Нух сразу все понимает: они тянут время. Значит, на что-то надеются. Надежда у них могла быть только одна — на лес. Да, сплоховал он, не следовало объявлять о собрании накануне. Впрочем, теперь уже ничего но переменишь.

Нух переводит декрет с русского, фразу за фразой. Тишина. С каждой минутой он чувствует себя увереннее, крепче.

— Декрет обязателен для всех. Давайте же наконец наведем порядок с землей, выберем комиссию, которая переделит ее. Отберем излишки земли у всех без исключения и дадим ее тем, кто будет обрабатывать ее своими руками. Разве мы не при Советской власти живем? Разве у нас нет сил выполнить наказ товарища Ленина?

— Есть! — закричали в толпе.

— Кто скажет что-нибудь?

Площадь затихла, было слышно, как ветер перебирает серебристые листья тополей.

— Что же вы молчите? — хмурится Нух.

— А о чем говорить? — выкрикивает Измаил, самый крупный землевладелец аула. — В декрете вовсе не сказано, что надо лишать земли честных тружеников. Там записано как раз наоборот — земля у крестьян не конфискуется.

— А мы и не будем конфисковать. В декрете написано, что земля распределяется на всех, а не только на мужчин. Вот мы и переделим ее. По едокам. Кто за это, прошу поднять папахи.

Левая сторона как бы вырастает на целый метр — над ней взлетает, колышется лес папах, правая разражается злобными ругательствами.

— Теперь надо выбрать комиссию по переделу.

Но тут внимание толпы отвлекает зловещий шум: свист, гиканье, топот. Все поворачиваются. Из переулка вылетает окутанная облаком пыли ватага всадников. В лучах заходящего солнца обнаженные клинки сверкают как молнии. Кавалькада лавой растекается позади толпы. Впереди на дородном караковом жеребце — грузный мужчина в черкеске с серебряными газырями: Алхас. Под громадной папахой — влажные, карие навыкате глаза, мясистый, похожий на перезрелую грушу нос и лохматые, топорщащиеся усы. Он медленно оглядывает толпу.

Теперь у собрания как бы два президиума, и толпа не знает, к какому повернуться. Левая сторона переминается с ноги на ногу, правая дружно поворачивается лицом к Алхасу.

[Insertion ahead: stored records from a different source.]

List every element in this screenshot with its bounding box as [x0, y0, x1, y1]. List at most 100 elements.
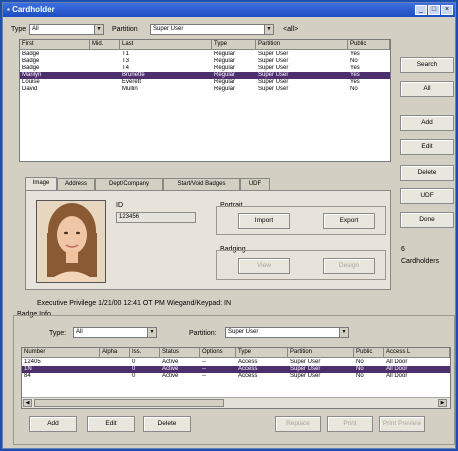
table-cell: Yes [350, 72, 360, 78]
table-cell: Super User [258, 58, 289, 64]
badge-row[interactable]: 84 0 Active -- Access Super User No All Door [22, 373, 450, 380]
table-cell: All Door [386, 359, 408, 365]
column-header[interactable]: Public [354, 348, 384, 358]
table-cell: No [356, 373, 364, 379]
column-header[interactable]: Type [236, 348, 288, 358]
table-cell: Super User [258, 51, 289, 57]
column-header[interactable]: Public [348, 40, 390, 50]
export-button[interactable]: Export [323, 213, 375, 229]
delete-button[interactable]: Delete [400, 165, 454, 181]
tab-image[interactable]: Image [25, 177, 57, 190]
id-field: 123456 [116, 212, 196, 223]
id-label: ID [116, 202, 123, 209]
scroll-right-icon[interactable]: ▶ [438, 399, 447, 407]
badge-delete-button[interactable]: Delete [143, 416, 191, 432]
table-cell: Active [162, 359, 179, 365]
table-cell: Regular [214, 58, 236, 64]
tab-start-void-badges[interactable]: Start/Void Badges [163, 178, 240, 190]
column-header[interactable]: Last [120, 40, 212, 50]
table-cell: David [22, 86, 38, 92]
minimize-button[interactable]: _ [415, 5, 427, 15]
table-cell: 12405 [24, 359, 41, 365]
table-cell: Super User [290, 366, 321, 372]
table-cell: T3 [122, 58, 130, 64]
tab-dept-company[interactable]: Dept/Company [95, 178, 163, 190]
table-cell: No [356, 359, 364, 365]
edit-button[interactable]: Edit [400, 139, 454, 155]
type-dropdown[interactable]: All ▼ [29, 24, 104, 35]
partition-wildcard: <all> [283, 26, 299, 33]
column-header[interactable]: Partition [256, 40, 348, 50]
design-button[interactable]: Design [323, 258, 375, 274]
table-cell: Regular [214, 86, 236, 92]
table-cell: Mullin [122, 86, 138, 92]
all-button[interactable]: All [400, 81, 454, 97]
table-cell [90, 86, 120, 93]
table-cell [90, 72, 120, 79]
table-cell: Super User [290, 359, 321, 365]
partition-label: Partition [112, 26, 138, 33]
cardholder-list[interactable]: First Mid. Last Type Partition Public Badge T1… [19, 39, 391, 162]
column-header[interactable]: Access L [384, 348, 450, 358]
maximize-button[interactable]: □ [428, 5, 440, 15]
badge-row[interactable]: 1N 0 Active -- Access Super User No All Door [22, 366, 450, 373]
print-button[interactable]: Print [327, 416, 373, 432]
view-button[interactable]: View [238, 258, 290, 274]
column-header[interactable]: Iss. [130, 348, 160, 358]
cardholder-row[interactable]: Badge T4 Regular Super User Yes [20, 65, 390, 72]
badge-edit-button[interactable]: Edit [87, 416, 135, 432]
table-cell: Active [162, 373, 179, 379]
badge-type-dropdown[interactable]: All ▼ [73, 327, 157, 338]
add-button[interactable]: Add [400, 115, 454, 131]
table-cell: Access [238, 359, 258, 365]
badge-add-button[interactable]: Add [29, 416, 77, 432]
title-bar[interactable]: ▪ Cardholder [3, 3, 455, 17]
cardholder-row[interactable]: David Mullin Regular Super User No [20, 86, 390, 93]
cardholder-row[interactable]: Badge T1 Regular Super User Yes [20, 51, 390, 58]
search-button[interactable]: Search [400, 57, 454, 73]
replace-button[interactable]: Replace [275, 416, 321, 432]
print-preview-button[interactable]: Print Preview [379, 416, 425, 432]
table-cell: 1N [24, 366, 32, 372]
import-button[interactable]: Import [238, 213, 290, 229]
column-header[interactable]: First [20, 40, 90, 50]
table-cell: Super User [258, 72, 289, 78]
column-header[interactable]: Type [212, 40, 256, 50]
badge-partition-dropdown[interactable]: Super User ▼ [225, 327, 349, 338]
table-cell: 84 [24, 373, 31, 379]
partition-dropdown[interactable]: Super User ▼ [150, 24, 274, 35]
cardholder-count: 6 [401, 246, 405, 253]
table-cell: Access [238, 373, 258, 379]
badge-row[interactable]: 12405 0 Active -- Access Super User No All Door [22, 359, 450, 366]
column-header[interactable]: Options [200, 348, 236, 358]
cardholder-count-label: Cardholders [401, 258, 440, 265]
cardholder-list-header: First Mid. Last Type Partition Public [20, 40, 390, 50]
horizontal-scrollbar[interactable]: ◀ ▶ [22, 397, 450, 408]
table-cell: 0 [132, 366, 136, 372]
cardholder-row[interactable]: Badge T3 Regular Super User No [20, 58, 390, 65]
tab-udf[interactable]: UDF [240, 178, 270, 190]
scrollbar-thumb[interactable] [34, 399, 224, 407]
table-cell [90, 51, 120, 58]
tab-address[interactable]: Address [57, 178, 95, 190]
scroll-left-icon[interactable]: ◀ [23, 399, 32, 407]
table-cell: 0 [132, 359, 136, 365]
table-cell: Regular [214, 72, 236, 78]
cardholder-row[interactable]: Marilyn Brunette Regular Super User Yes [20, 72, 390, 79]
table-cell: 0 [132, 373, 136, 379]
column-header[interactable]: Number [22, 348, 100, 358]
close-button[interactable]: × [441, 5, 453, 15]
table-cell: -- [202, 366, 206, 372]
column-header[interactable]: Alpha [100, 348, 130, 358]
column-header[interactable]: Status [160, 348, 200, 358]
udf-button[interactable]: UDF [400, 188, 454, 204]
cardholder-row[interactable]: Louise Everett Regular Super User Yes [20, 79, 390, 86]
cardholder-window: ▪ Cardholder _ □ × Type All ▼ Partition S… [2, 2, 456, 449]
badge-type-label: Type: [49, 330, 67, 337]
badge-list[interactable]: Number Alpha Iss. Status Options Type Partitio… [21, 347, 451, 409]
column-header[interactable]: Partition [288, 348, 354, 358]
done-button[interactable]: Done [400, 212, 454, 228]
table-cell: Regular [214, 51, 236, 57]
type-label: Type [11, 26, 27, 33]
column-header[interactable]: Mid. [90, 40, 120, 50]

Старики встают со своих бревен. Стоит, облокотившись на палку, и Ильяс, его буденовка торчит среди каракулевых папах. Сердце бешено колотится. Лишь теперь он начинает понимать, как были правы Нух и Максим.

Удивительно легко для своего веса, даже красиво, Алхас спешивается, бросает поводья. Их на лету подхватывает какой-то юнец. Медленно проходит он сквозь толпу, давая возможность людям расступиться, поднимается на крыльцо, становится рядом с Нухом.

— Аульчане! — рявкает Алхас. — О чем вы здесь толкуете?

Нух делает глубокий вдох. Лицо его невозмутимо.

— Секретов нет, — спокойно, но медленнее, чем обычно, произносит Нух. — Разбираем два вопроса. Первый о земле. А второй… — Нух снова глубоко вздыхает, в глазах его замирает смертельная тоска: как ни крути, ставка одна. — А второй — о ликвидации бандитизма. Мы хотим обратиться к обманутым и запутанным людям с просьбой разойтись по домам обрабатывать землю. Я к вам обращаюсь, люди, которые пришли с Алхасом: чего вы добьетесь в лесу? Что можете вы сделать против Советской власти, которая разбила Деникина?

Алхас делает шаг к Нуху, еще шаг, и грузная фигура атамана теснит председателя. Легкий, худощавый Нух с трудом удерживается на ногах.

— Ты кто такой? — осведомляется Алхас, сжимая эфес короткой кривой сабли.

Нух бросает взгляд на толпу. Люди ждут. С интересом поглядывают на него и всадники Алхаса. Злорадное оживление царит среди тех, кто столпился справа. Отступать нельзя!

— Я — Советская власть! — гордо заявляет он, делая шаг вперед.

— Советская? — Алхас театрально подносит к уху согнутую ладонь. — Что это за власть? Не слышал о такой. В аулах ее нет и не будет.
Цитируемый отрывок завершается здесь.